AMA noted that bureaucratic measures such as prior authorization for MAT now serve as a barrier keeping more patients from accessing these medicated treatments.
At the same time, providers are decreasing the number of opioids they prescribe to patients. From 2013 to 2017, the number of prescribed opioids decreased by 55 million, or 22 percent. Between 2016 and 2017 alone, opioid prescriptions fell by 9 percent, AMA reported.
Providers are taking other actions to limit unnecessary patient access to the drug by enrolling in prescription drug monitoring programs (PDMPs), or national databases that help providers flag patients who might not be a good fit for opioid treatment.
Over 1.5 million providers are enrolled in a PDMP. Between 2016 and 2017, that number increased by 241,000 providers.
Improving patient access to life-saving treatments, combined with more judicious prescribing of opioids, are working together to quell the crisis, according to Patrice A. Harris, MD, MA, of the AMA Opioid Task Force.

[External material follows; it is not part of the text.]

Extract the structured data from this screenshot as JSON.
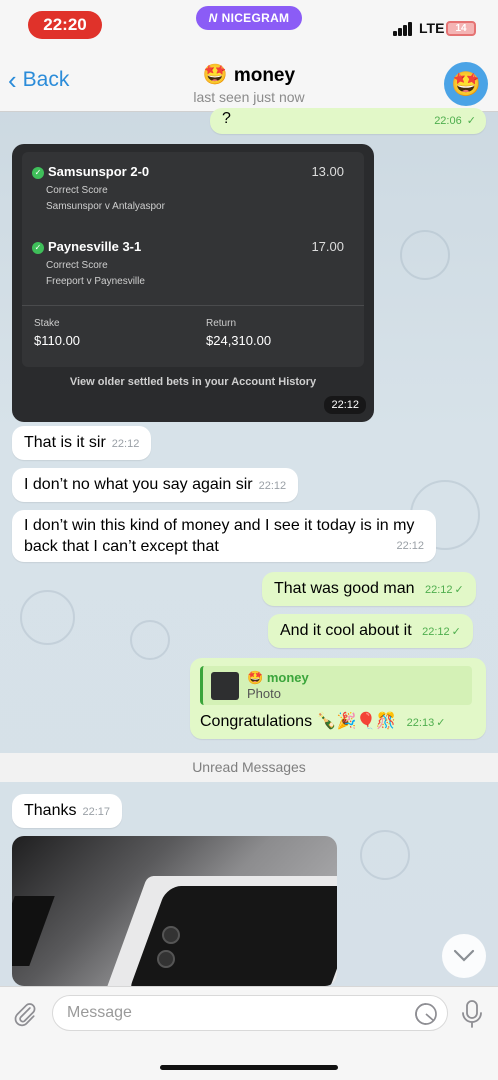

“The largest decrease in opioid prescriptions in 25 years reflects the fact that physicians and other health care professionals are increasingly judicious when prescribing opioids,” Harris said. “Unfortunately, deaths related to heroin and illicit fentanyl, and to prescription opioids, continue to rise. These statistics prove that decreasing prescriptions alone will not end the epidemic. We need well-designed initiatives that bring together public and private insurers, policymakers, public health infrastructure, and communities with the shared goal to improve access and coverage for comprehensive pain management and treatment for substance use disorders.”
Other healthcare professionals have taken a similar stance. Simply cutting all patient access to opioid treatment is not the best way to combat the opioid crisis because it does not take into account the human factors that can lead to substance abuse disorder. Provider and patient education will be essential to make sure patients fully understand their medications and the potential side effects.
Additionally, seriously limiting patient access to opioid treatments undermines patients who genuinely need the prescription.
In a July 9 statement, FDA Commissioner Scott Gottlieb explained that strict opioid prescribing laws can cause more harm than good to patients who suffer from chronic pain or metastatic cancer pain who truly need access to a long-term opioid treatment.
“Tragically, we know that for some patients, loss of quality of life due to crushing pain has resulted in increased thoughts of or actual suicide,” Gottlieb explained. “This is unacceptable. Reflecting this, even as we seek to curb overprescribing of opioids, we also must make sure that patients with a true medical need for these drugs can access these therapies.”
Alongside AMA and other industry stakeholders, FDA agrees that judicious opioid prescribing habits are essential to combatting the opioid crisis. However, it is equally important to facilitate patient access to other tools that will help patients understand their opioids and recover should they develop a substance abuse disorder.